Le CSM s’efforce de verrouiller ses portes devant les ingérences

L’instance judiciaire signe à l’unanimité de ses membres l’affectation de plusieurs magistrats à leurs nouveaux postes.

Le président du CSM, Souheil Abboud, lors de son intervention à la faculté de droit et des sciences politiques de l’USJ, en novembre 2019. Photo Michel Sayegh

Les membres du Conseil supérieur de la magistrature et leur président, Souheil Abboud, s’étaient juré de soumettre un train de nominations fondé sur des critères solides et loin des ingérences politiques. Ils viennent, semble-t-il, de relever leur pari en ratifiant à l’unanimité, jeudi soir, la liste de l’affectation des juges à leurs nouveaux postes qui aurait été concoctée en toute indépendance. Selon plusieurs sources judiciaires, il s’agirait des meilleures nominations qu’aient connues le Liban depuis longtemps, même si les mécontents – principalement ceux parmi les magistrats qui se considèrent « perdants » dans la valse des permutations – n’en conviennent pas vraiment. Les nominations, qui doivent en principe être annoncées la semaine prochaine, selon une source informée, devraient d’abord obtenir l’aval de la ministre de la Justice, Marie-Claude Najm, qui s’était engagée dès sa désignation à ne pas s’immiscer dans le processus pour laisser toute la marge de manœuvre au CSM. Si elle maintient sa position de principe pour ce qui est de son attachement aux critères de compétence et son refus de « toute interférence imposant des quotas politico-confessionnels », elle a rappelé dans un tweet hier soir que « la ministre de la Justice n’est pas un simple messager ». Une déclaration qui laisserait entendre que Mme Najm pourrait apporter sa touche personnelle à la liste des nominations, sur la base des critères énoncés.

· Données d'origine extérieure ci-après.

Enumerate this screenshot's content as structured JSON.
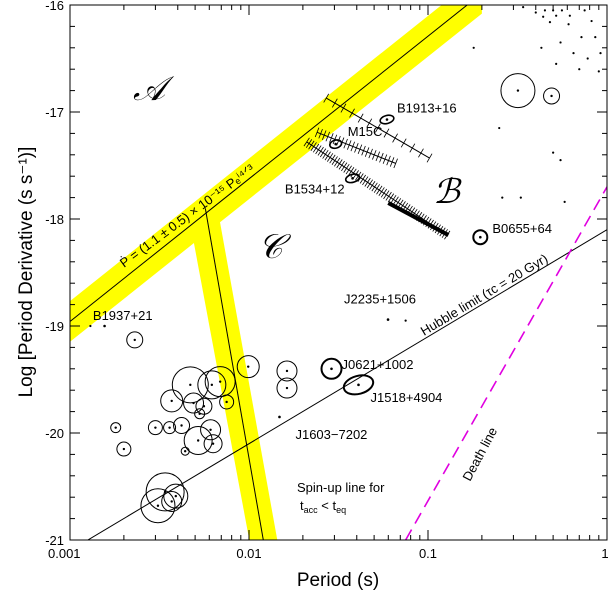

Le CSM pour sa part aurait menacé de s’opposer à toute injonction provenant de la classe politique, affirmant que la liste soumise passera telle quelle ou ne passera pas, à en croire une source judiciaire qui a requis l’anonymat.


« Un bond qualitatif »
En dépit de quelques tentatives désespérées de la part de pôles politiques qui ont tenté d’infléchir le cours de certaines nominations afin de favoriser l’ascension de candidats comptés dans leur giron politique, les portes du CSM sont restées bien verrouillées, comme en témoignent plusieurs sources. Ce fut le cas notamment avec l’intervention malheureuse du chef du Parlement, Nabih Berry, qui aurait cherché à maintenir en place son protégé, le procureur du Liban-Sud, Rahif Ramadan. Ce dernier a fini par être remplacé par Rania Yahfoufi. On évoque également l’intervention acharnée du président de la République, Michel Aoun, en faveur de la procureure du Mont-Liban, Ghada Aoun, qui a également dû céder sa place à Samer Lichaa, un magistrat qui aurait une réputation irréprochable. Autant de tentatives qui prouvent que les membres du CSM, guidés par leur président, ont tenu bon face au tsunami habituel des interventions politiciennes. Du moins, c’est ce que laissent croire les témoignages de plusieurs magistrats qui font part de leur satisfaction à l’issue de ce test, évoquant « un bond qualitatif », même s’il n’est pas encore suffisant, en direction de l’indépendance de la justice.

Si le décret des nominations devait être adopté tel quel, sans amendements et sans pression ultérieure de la part de l’un ou l’autre des signataires politiques – le chef de l’État, le Premier ministre, les ministres de la Justice, des Finances et de la Défense –, ce sera pour le Liban un acquis de taille que l’opinion publique et la communauté internationale retiendront. Une source diplomatique occidentale avait souligné récemment que la manière dont se dérouleront les nominations et la marge d’indépendance qui aura gouverné le processus « seront un signal important pour la communauté internationale », impatiente de voire les réformes les plus urgentes, à leur tête au sein de la justice, se concrétiser.


« Un goût de revanche »
Non content de voir ses efforts de maintenir Ghada Aoun en place dilués, le chef de l’État se voit pris entre le marteau et l’enclume. « S’il refuse de signer le décret, il perdra la face sur la scène intérieure, mais surtout devant la communauté internationale. S’il le fait, il sera placé devant le fait accompli et devra se rendre à l’évidence qu’il ne peut plus compter sur des points d’appui au sein de la magistrature », commente un analyste. « M. Aoun estime avoir marqué une réalisation majeure en propulsant, à la tête du CSM, Souheil Abboud, un homme connu pour son intégrité et son indépendance. Mais il ne s’attendait probablement pas à perdre autant avec le train des nominations », ajoute une source judiciaire.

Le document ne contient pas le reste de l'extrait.